第四十七章 异常

“他每隔七日就给我写一封遗书,若平安无事,我便烧掉不看。至今我未读过一封,但我知道他在经历什么——若非在那深渊中有生死之交,他不可能一次次爬出来。”

    “我们是第二种。”钟镇野平静地说。

    “啪”的一声轻响,懒云子手中的茶壶微微一颤,几滴茶水溅在桌面上。

    林盼盼忽然开口,声音轻得几乎听不见:“道长,您刚才说……雷叔的妻儿死了?那小龙他……他真的……”

    “死了。
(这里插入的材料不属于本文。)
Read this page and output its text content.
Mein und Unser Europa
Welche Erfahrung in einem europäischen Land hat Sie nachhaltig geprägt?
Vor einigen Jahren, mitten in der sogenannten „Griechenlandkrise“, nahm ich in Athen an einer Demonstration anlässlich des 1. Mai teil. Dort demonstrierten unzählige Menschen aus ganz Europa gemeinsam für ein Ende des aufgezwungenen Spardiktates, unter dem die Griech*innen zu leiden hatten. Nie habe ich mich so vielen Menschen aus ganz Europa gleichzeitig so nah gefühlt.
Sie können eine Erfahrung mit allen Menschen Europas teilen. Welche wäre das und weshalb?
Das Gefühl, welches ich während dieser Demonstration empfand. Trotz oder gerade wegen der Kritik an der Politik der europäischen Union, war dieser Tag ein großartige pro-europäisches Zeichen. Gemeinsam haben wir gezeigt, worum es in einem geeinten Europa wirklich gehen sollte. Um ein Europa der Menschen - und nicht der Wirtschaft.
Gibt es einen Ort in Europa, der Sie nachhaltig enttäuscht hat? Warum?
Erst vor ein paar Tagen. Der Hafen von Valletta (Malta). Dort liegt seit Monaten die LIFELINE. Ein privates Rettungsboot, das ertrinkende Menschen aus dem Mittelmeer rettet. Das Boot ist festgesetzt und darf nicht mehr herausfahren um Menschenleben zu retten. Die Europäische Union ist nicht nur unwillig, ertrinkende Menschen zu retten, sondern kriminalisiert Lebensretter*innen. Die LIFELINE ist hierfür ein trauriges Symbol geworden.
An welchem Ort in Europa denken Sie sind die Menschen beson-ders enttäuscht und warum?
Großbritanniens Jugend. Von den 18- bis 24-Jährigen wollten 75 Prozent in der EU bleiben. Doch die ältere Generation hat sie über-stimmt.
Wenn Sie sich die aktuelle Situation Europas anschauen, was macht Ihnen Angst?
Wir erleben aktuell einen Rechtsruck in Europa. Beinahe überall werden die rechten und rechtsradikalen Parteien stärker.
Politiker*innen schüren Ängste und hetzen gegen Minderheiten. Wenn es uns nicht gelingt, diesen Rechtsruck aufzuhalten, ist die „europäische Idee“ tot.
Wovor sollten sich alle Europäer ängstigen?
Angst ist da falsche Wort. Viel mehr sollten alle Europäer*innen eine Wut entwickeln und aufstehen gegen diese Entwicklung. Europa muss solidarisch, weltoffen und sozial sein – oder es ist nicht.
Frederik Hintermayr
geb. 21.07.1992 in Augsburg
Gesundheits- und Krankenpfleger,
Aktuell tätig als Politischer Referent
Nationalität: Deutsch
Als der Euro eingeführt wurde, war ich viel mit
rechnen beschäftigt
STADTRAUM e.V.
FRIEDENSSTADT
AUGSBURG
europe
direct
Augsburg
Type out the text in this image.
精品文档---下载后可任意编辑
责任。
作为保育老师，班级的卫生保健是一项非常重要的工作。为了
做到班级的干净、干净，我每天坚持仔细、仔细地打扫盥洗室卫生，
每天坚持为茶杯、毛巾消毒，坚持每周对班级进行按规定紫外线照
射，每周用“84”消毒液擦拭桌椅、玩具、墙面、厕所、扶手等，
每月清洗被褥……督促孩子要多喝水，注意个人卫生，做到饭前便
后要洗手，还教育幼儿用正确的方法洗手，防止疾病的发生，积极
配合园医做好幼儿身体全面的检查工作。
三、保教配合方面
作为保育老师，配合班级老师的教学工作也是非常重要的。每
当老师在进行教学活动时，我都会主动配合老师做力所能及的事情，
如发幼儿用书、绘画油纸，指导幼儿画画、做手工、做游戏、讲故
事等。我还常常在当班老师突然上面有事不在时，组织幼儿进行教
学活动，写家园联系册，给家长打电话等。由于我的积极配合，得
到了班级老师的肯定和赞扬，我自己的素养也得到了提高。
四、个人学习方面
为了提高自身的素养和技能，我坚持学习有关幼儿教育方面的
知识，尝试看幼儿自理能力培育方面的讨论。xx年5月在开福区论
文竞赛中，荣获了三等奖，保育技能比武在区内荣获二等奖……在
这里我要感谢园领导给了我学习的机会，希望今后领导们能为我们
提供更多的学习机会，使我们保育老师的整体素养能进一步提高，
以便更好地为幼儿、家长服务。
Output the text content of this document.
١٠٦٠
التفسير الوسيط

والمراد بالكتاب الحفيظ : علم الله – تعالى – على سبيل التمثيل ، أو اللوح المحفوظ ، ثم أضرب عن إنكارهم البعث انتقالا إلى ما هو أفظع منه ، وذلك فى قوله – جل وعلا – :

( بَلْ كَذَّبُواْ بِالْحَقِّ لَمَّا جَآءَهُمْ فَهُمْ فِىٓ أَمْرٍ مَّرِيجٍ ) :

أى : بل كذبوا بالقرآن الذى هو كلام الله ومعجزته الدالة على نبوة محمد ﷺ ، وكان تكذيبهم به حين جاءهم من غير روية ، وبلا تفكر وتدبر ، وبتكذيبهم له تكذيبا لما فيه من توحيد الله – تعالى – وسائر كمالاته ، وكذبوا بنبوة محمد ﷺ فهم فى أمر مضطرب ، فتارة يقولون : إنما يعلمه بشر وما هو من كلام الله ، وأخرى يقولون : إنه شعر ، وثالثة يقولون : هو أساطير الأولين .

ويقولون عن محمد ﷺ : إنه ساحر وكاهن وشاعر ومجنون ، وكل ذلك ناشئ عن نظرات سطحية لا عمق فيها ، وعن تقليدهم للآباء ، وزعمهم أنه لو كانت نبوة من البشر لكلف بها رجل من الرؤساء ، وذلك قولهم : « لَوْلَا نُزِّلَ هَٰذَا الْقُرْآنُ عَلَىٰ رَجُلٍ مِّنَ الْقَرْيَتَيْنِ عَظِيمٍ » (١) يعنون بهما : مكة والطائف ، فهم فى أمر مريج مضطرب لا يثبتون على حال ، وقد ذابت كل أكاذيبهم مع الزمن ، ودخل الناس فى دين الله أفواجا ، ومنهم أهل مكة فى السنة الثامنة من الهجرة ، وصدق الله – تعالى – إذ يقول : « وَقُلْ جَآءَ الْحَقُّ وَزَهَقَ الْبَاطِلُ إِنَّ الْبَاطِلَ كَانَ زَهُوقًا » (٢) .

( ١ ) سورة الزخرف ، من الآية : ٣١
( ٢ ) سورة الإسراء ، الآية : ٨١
”懒云子长叹一声,那叹息仿佛穿越了漫长岁月:“那种病,没人能活下来。”

    他放下茶壶,目光扫过三人,最后停留在钟镇野脸上:“既然是第二种生死之交,那便无需隐瞒了。”

    老道士起身时,道袍发出轻微的摩擦声。

    他从抽屉中取出一个手电筒,接着走向茶室深处的一扇小门。

    “随我来吧。”

    懒云子回过头,轻声说道。

    三人对视一眼,默默跟上,夜风从窗缝中钻入,吹得烛火摇曳不定,墙上的影子也跟着晃动,仿佛在无声地诉说着什么。

    懒云子推开那扇斑驳的木门,门轴发出“吱呀”一声长响,潮湿的夜风裹挟着草木清香扑面而来,钟镇野不由得眯起眼睛。

    门外是一条蜿蜒的石子小路,在月光下泛着清冷的光泽,隐没在幽暗的竹林深处。

    “请随我来。”

    老道士的声音低沉而平静。

    他打开手电筒,昏黄的光束在黑暗中划出一道细长的光柱。

    三人跟着懒云子踏上小路。

    钟镇野走在最前面,能闻到空气中飘散的竹叶清香,月光透过茂密的竹叶间隙,在地上投下斑驳的光影,如同一幅流动的水墨画。

    “道长,我们这是要去哪?”

    钟镇野开口问道。

    懒云子的脚步没有停,手电筒的光束随着步伐轻轻晃动:“你们对雷师弟的事,知道多少?”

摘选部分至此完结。